Selon NPR News, le gouvernement américain a mené trois douzaines de frappes de ce type. La plainte allègue que les frappes ont entraîné la mort injustifiée des deux hommes.
Par ailleurs, Kirk Milhoan, président du Comité consultatif sur les pratiques d'immunisation des Centers for Disease Control and Prevention, nommé en décembre par le secrétaire à la Santé antivaccin Robert F. Kennedy Jr., a suscité la controverse avec sa position sur les vaccins, a rapporté Ars Technica. Les commentaires de Milhoan sur le podcast "Why Should I Trust You" ont suscité une "déclaration cinglante" de l'American Medical Association, selon Ars Technica. Au cours de l'entretien d'une heure, Milhoan a fait un large éventail de commentaires qui ont inquiété les experts médicaux et ont fait sourciller.
Pendant ce temps, OpenAI fait une percée dans la communauté scientifique, a rapporté MIT Technology Review. En octobre, l'entreprise a lancé une nouvelle équipe appelée OpenAI for Science, dédiée à l'exploration de la manière dont ses grands modèles linguistiques pourraient aider les scientifiques et à l'adaptation de ses outils pour les soutenir. Kevin Weil, vice-président d'OpenAI, a expliqué que l'entreprise étudie comment ses grands modèles linguistiques pourraient aider les scientifiques.

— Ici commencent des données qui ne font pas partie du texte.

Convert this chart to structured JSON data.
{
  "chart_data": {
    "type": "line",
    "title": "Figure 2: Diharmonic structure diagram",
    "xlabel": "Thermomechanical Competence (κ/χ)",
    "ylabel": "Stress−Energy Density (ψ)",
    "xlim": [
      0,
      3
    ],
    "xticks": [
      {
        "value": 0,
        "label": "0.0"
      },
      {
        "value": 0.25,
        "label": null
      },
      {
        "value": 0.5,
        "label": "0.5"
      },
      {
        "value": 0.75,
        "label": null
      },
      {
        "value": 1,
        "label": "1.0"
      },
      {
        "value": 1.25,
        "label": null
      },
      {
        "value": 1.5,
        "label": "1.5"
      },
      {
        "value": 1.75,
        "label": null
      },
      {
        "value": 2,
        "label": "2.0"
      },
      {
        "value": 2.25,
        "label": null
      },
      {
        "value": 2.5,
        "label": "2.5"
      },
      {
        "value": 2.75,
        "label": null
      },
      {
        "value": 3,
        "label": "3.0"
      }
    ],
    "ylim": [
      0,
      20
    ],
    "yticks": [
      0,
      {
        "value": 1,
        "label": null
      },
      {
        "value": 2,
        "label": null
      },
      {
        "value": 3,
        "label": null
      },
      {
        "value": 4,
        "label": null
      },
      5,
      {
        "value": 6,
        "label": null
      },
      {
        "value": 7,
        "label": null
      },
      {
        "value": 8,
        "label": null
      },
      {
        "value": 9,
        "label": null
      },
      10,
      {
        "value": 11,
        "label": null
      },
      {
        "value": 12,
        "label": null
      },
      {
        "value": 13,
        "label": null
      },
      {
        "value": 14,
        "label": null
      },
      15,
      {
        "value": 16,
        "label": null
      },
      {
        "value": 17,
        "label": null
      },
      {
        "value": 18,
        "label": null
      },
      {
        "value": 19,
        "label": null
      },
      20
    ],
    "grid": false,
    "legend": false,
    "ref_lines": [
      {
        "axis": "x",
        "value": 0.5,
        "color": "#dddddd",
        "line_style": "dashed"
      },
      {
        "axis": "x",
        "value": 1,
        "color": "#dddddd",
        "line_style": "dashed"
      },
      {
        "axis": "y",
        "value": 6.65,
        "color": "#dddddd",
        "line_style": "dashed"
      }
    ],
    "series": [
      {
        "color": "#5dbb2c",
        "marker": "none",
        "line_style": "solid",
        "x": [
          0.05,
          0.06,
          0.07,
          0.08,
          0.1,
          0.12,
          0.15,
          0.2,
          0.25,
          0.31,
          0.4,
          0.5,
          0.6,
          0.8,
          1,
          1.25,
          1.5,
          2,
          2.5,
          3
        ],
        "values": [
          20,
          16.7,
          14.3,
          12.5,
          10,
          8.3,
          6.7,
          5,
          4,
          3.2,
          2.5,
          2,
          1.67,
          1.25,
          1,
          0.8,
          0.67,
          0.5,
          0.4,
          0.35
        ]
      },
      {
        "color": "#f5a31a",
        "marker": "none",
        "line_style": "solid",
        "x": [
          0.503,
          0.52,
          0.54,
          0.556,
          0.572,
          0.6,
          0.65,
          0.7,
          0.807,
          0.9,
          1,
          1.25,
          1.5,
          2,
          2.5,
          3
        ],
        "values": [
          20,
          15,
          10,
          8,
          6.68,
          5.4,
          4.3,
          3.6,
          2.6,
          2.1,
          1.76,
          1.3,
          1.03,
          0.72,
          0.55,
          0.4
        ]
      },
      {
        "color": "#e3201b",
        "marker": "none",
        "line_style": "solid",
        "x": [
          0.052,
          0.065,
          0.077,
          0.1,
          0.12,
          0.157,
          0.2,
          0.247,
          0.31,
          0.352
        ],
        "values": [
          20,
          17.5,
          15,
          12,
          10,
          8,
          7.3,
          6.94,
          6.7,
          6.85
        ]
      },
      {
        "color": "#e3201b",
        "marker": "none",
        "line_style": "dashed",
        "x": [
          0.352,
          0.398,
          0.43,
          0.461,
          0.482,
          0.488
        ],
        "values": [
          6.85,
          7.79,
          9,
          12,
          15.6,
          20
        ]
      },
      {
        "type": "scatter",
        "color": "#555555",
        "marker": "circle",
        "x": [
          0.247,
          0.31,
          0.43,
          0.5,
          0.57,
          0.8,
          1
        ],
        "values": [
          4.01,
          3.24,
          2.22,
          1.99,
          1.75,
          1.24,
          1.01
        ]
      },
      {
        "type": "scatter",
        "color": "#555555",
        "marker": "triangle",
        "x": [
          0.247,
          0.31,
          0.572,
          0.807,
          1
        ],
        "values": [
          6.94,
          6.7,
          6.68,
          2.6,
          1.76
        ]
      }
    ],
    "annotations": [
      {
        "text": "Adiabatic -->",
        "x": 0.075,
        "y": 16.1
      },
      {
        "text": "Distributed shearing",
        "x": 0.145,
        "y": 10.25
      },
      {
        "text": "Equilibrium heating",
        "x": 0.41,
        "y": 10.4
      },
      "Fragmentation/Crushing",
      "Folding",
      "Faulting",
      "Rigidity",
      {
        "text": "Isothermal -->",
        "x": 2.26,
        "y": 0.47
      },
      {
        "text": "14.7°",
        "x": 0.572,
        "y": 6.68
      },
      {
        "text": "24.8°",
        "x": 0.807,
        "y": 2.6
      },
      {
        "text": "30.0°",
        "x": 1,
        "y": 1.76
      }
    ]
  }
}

De plus, les inquiétudes concernant l'interaction des enfants avec les chatbots d'IA se multiplient, a rapporté MIT Technology Review. Les entreprises technologiques étudient des moyens de vérifier l'âge de leurs utilisateurs. Pendant des années, les géants de la technologie ont demandé les dates de naissance (que l'on pouvait inventer) pour éviter de violer les lois sur la protection de la vie privée des enfants, mais ils n'étaient pas tenus de modérer le contenu en conséquence. Deux événements survenus la semaine dernière montrent à quelle vitesse les choses évoluent aux États-Unis et comment cette question devient un nouveau champ de bataille, même parmi les parents et les défenseurs de la sécurité des enfants.